Expression of ADK in hippocampal astrocytes
To determine the nature of ADK-positive cells, we performed double immunofluorescence studies combining ADK staining (red) with staining for GFAP (green), a marker for astrocytes. Analysis of hippocampal sections from control animals revealed ADK immunoreactivity largely confined to astrocytes, being strongest in the nucleus of GFAP-positive cells (Fig. 4A,C). Four weeks after KA injection, the dentate gyrus and the molecular layer of the dentate gyrus were characterized by massive astrogliosis, becoming evident by the expansion of a GFAP-positive network of astrocyte processes (Fig. 4B,D), which is a characteristic feature of hippocampal sclerosis. It is striking to note that in epileptic hippocampus an increase of ADK immunoreactivity was observed becoming evident by the detection of ADK immunoreactivity in large-diameter processes, as revealed by a colocalization of GFAP and ADK (yellow) (Fig. 4B,D). The increased detection of ADK immunoreactivity in astrocyte processes in KA-treated hippocampus became also evident in single stainings for ADK (red) (Fig. 4F) and is in marked contrast to the predominantly nuclear localization of ADK in control hippocampus (Fig. 4E).
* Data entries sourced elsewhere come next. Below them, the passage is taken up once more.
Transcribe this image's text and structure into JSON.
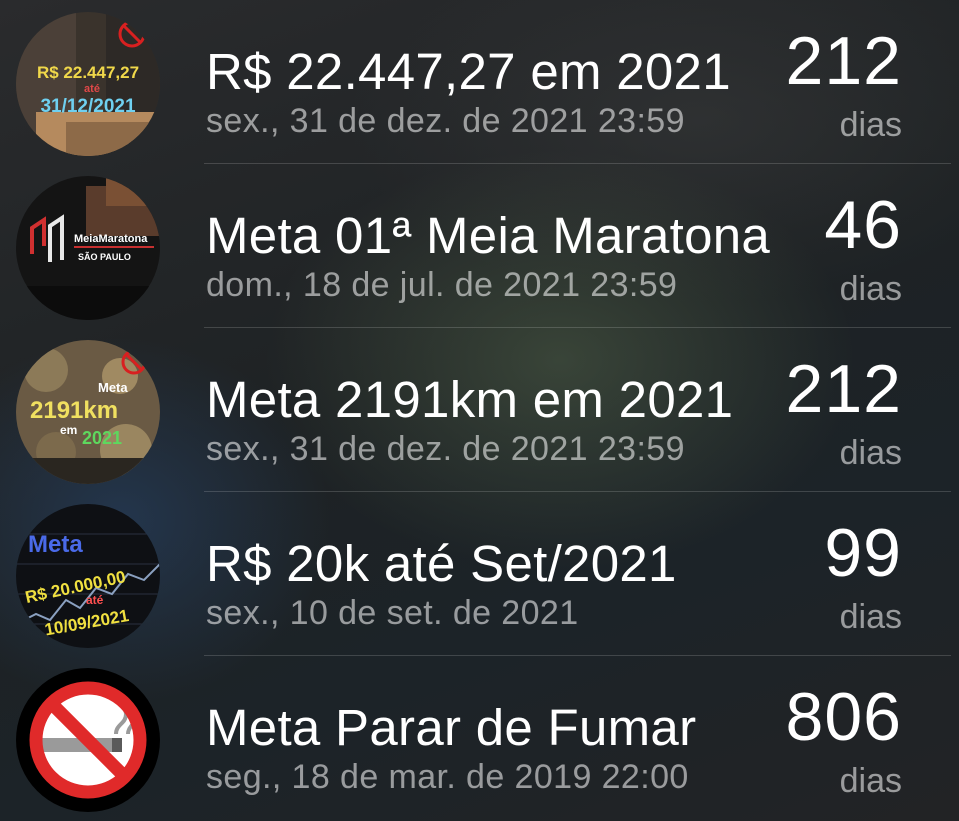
{
  "countdowns": [
    {
      "title": "R$ 22.447,27 em 2021",
      "date": "sex., 31 de dez. de 2021 23:59",
      "count": "212",
      "unit": "dias",
      "thumbnail": {
        "icon": "money-goal-image",
        "line1": "R$ 22.447,27",
        "line2": "até",
        "line3": "31/12/2021"
      }
    },
    {
      "title": "Meta 01ª Meia Maratona",
      "date": "dom., 18 de jul. de 2021 23:59",
      "count": "46",
      "unit": "dias",
      "thumbnail": {
        "icon": "half-marathon-image",
        "line1": "MeiaMaratona",
        "line2": "SÃO PAULO"
      }
    },
    {
      "title": "Meta 2191km em 2021",
      "date": "sex., 31 de dez. de 2021 23:59",
      "count": "212",
      "unit": "dias",
      "thumbnail": {
        "icon": "km-goal-image",
        "line1": "Meta",
        "line2": "2191km",
        "line3": "em",
        "line4": "2021"
      }
    },
    {
      "title": "R$ 20k até Set/2021",
      "date": "sex., 10 de set. de 2021",
      "count": "99",
      "unit": "dias",
      "thumbnail": {
        "icon": "savings-goal-image",
        "line1": "Meta",
        "line2": "R$ 20.000,00",
        "line3": "até",
        "line4": "10/09/2021"
      }
    },
    {
      "title": "Meta Parar de Fumar",
      "date": "seg., 18 de mar. de 2019 22:00",
      "count": "806",
      "unit": "dias",
      "thumbnail": {
        "icon": "no-smoking-icon"
      }
    }
  ]
}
Kainic acid-lesioned hippocampi display enhanced adenosine kinase activity
To establish a causal relationship between increased ADK immunoreactivity in KA-lesioned hippocampi and enhanced adenosine metabolism, we compared the enzymatic activity of ADK in homogenates derived from KA-lesioned hippocampi with those from contralateral and control hippocampi.
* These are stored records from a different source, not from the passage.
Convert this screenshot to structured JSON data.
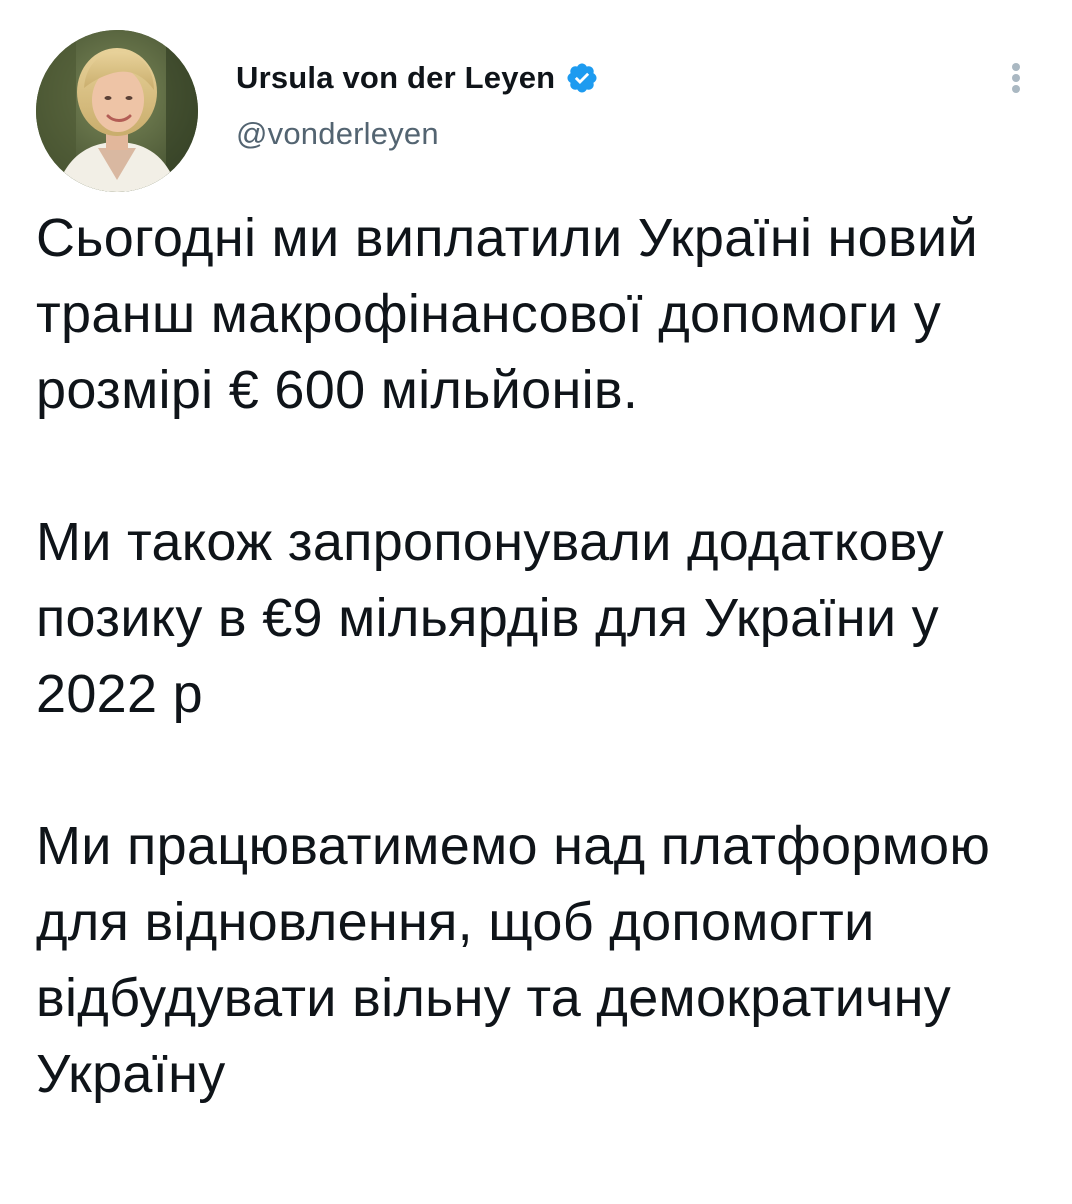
{
  "tweet": {
    "author": {
      "display_name": "Ursula von der Leyen",
      "handle": "@vonderleyen",
      "verified": true
    },
    "paragraphs": [
      "Сьогодні ми виплатили Україні новий транш макрофінансової допомоги у розмірі € 600 мільйонів.",
      "Ми також запропонували додаткову позику в €9 мільярдів для України у 2022 р",
      "Ми працюватимемо над платформою для відновлення, щоб допомогти відбудувати вільну та демократичну Україну"
    ]
  },
  "icons": {
    "verified": "verified-badge-icon",
    "more": "more-vertical-icon"
  },
  "colors": {
    "text": "#0f1419",
    "secondary_text": "#536471",
    "verified_blue": "#1d9bf0",
    "more_icon": "#aab8c2"
  }
}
Lesioned and contralateral hippocampi from five KA-treated mice were carefully excised 8 weeks after the lesion. Hippocampi from age-matched naive mice (n = 5) were isolated as controls. Enzyme activity of ADK was determined by performing an enzyme-coupled bioluminescent assay. Whereas ADK extracted from naive hippocampi (n = 10) metabolized 10.1 ± 1.5 ng of adenosine per minute per milligram of protein, extracts from KA-lesioned hippocampi (n = 5) and to a lesser degree those from contralateral hippocampi (n = 5) displayed a significant enhancement of ADK activity (p < 0.01 for both groups) that was reflected by the metabolism of 18.0 ± 1.7 ng of adenosine per minute per milligram of protein and of 14.4 ± 2.2 ng of adenosine per minute per milligram of protein, respectively. These results were normalized to the ADK activity found in naive hippocampi (Fig. 5). It is important to note that ADK activity in the KA-lesioned hippocampi was found to be 1.24-fold higher (p < 0.05) than ADK activity in the noninjected contralateral hippocampi.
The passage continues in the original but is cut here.